Section 5: Prediction routine for my_poly
Since my_poly returns different attributes, stats:::predict.poly is not compatible with my_poly. Here is the appropriate routine my_predict_poly:
## return a linear predictor matrix, given a model matrix `X` and new data `x`
my_predict_poly <- function (X, x) {
## extract construction info
coefs <- attr(X, "coefs")
centre <- coefs$centre
alpha <- coefs$alpha
beta <- coefs$beta
degree <- ncol(X)
## centring `x`
x <- x - coefs$centre
## repeat first polynomial `x` on all columns to initialize design matrix X
X <- matrix(x, length(x), degree, dimnames = list(NULL, 1:degree))
if (degree > 1L) {
## second polynomial
X[, 2] <- (x - alpha[1]) * X[, 1] - beta[1]
## further polynomials obtained from recursion
i <- 3
while (i <= degree) {
X[, i] <- (x - alpha[i - 1]) * X[, i - 1] - beta[i - 1] * X[, i - 2]
i <- i + 1
}
}
## column rescaling so that `crossprod(X)` is an identity matrix
X * rep(1 / coefs$scale, each = length(x))
}
Consider an example:
set.seed(0); x1 <- runif(5, min(x), max(x))
and
stats:::predict.poly(poly(x, 5), x1)
my_predict_poly(my_poly(x, 5, FALSE), x1)

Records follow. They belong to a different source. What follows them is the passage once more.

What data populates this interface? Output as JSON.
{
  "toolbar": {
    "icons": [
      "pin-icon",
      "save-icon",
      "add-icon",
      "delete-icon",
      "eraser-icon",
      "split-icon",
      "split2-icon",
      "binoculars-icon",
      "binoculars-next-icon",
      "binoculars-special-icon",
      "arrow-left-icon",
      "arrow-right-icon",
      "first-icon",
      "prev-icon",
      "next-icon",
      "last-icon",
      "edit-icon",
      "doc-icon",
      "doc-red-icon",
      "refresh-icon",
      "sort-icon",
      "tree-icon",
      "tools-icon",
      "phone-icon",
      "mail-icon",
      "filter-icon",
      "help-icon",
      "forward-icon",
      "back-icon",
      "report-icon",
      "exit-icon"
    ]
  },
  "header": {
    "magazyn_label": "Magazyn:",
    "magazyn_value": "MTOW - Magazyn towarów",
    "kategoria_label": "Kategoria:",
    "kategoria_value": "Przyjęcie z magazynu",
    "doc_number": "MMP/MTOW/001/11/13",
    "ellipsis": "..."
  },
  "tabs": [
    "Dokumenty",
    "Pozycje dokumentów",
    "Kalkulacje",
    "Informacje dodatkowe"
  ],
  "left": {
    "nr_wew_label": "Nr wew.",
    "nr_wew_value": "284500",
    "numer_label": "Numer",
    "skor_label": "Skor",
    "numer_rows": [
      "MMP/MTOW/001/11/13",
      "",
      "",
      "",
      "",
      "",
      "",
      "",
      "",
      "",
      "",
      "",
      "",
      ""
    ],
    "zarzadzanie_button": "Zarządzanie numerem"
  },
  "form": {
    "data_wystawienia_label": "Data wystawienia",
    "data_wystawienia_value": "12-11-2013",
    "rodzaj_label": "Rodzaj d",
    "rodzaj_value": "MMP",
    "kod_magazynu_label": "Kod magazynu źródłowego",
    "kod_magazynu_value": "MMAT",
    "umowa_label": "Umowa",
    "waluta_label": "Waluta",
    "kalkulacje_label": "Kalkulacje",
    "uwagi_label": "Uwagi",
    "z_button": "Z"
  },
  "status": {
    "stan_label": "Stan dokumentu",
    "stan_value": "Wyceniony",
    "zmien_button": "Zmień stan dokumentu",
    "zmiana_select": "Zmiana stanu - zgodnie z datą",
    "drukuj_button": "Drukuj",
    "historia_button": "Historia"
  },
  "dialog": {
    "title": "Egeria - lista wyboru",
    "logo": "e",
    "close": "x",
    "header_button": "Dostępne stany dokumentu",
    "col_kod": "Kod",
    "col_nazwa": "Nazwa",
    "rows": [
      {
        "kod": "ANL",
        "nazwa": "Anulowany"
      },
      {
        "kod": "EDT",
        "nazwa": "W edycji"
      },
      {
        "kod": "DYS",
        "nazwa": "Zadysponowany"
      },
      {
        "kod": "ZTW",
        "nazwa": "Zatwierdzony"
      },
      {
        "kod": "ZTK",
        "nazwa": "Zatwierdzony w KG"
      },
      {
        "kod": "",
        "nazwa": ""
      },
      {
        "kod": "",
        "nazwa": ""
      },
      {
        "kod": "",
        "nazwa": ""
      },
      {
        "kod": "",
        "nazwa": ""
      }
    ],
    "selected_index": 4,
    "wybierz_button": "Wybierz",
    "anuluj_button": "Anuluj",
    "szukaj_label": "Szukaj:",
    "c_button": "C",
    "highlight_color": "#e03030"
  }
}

give exactly the same result predictor matrix:
# 1 2 3 4 5
#[1,] 0.39726381 0.1721267 -0.10562568 -0.3312680 -0.4587345
#[2,] -0.13428822 -0.2050351 0.28374304 -0.0858400 -0.2202396
#[3,] -0.04450277 -0.3259792 0.16493099 0.2393501 -0.2634766
#[4,] 0.12454047 -0.3499992 -0.24270235 0.3411163 0.3891214
#[5,] 0.40695739 0.2034296 -0.05758283 -0.2999763 -0.4682834
Be aware that prediction routine simply takes the existing construction information rather than reconstructing polynomials.

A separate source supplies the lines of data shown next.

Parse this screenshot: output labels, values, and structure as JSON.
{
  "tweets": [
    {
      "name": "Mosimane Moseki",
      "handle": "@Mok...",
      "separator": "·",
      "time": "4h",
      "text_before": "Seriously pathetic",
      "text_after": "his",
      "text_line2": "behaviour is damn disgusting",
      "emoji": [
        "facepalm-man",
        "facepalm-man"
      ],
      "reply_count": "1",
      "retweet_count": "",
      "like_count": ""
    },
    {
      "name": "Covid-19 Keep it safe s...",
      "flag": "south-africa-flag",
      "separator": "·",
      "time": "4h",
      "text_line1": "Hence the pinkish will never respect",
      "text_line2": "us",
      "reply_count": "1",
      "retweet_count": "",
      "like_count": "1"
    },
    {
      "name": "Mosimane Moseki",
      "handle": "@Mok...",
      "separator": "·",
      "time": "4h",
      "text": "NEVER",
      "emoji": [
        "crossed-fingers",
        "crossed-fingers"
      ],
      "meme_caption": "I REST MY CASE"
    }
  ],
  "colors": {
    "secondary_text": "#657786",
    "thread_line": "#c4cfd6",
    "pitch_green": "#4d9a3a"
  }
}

Section 6: Just treat poly and predict.poly as a black box
There is rarely the need to understand everything inside. For statistical modelling it is sufficient to know that poly constructs polynomial basis for model fitting, whose coefficients can be found in lmObject$coefficients. When making prediction, predict.poly never needs be called by user since predict.lm will do it for you. In this way, it is absolutely OK to just treat poly and predict.poly as a black box.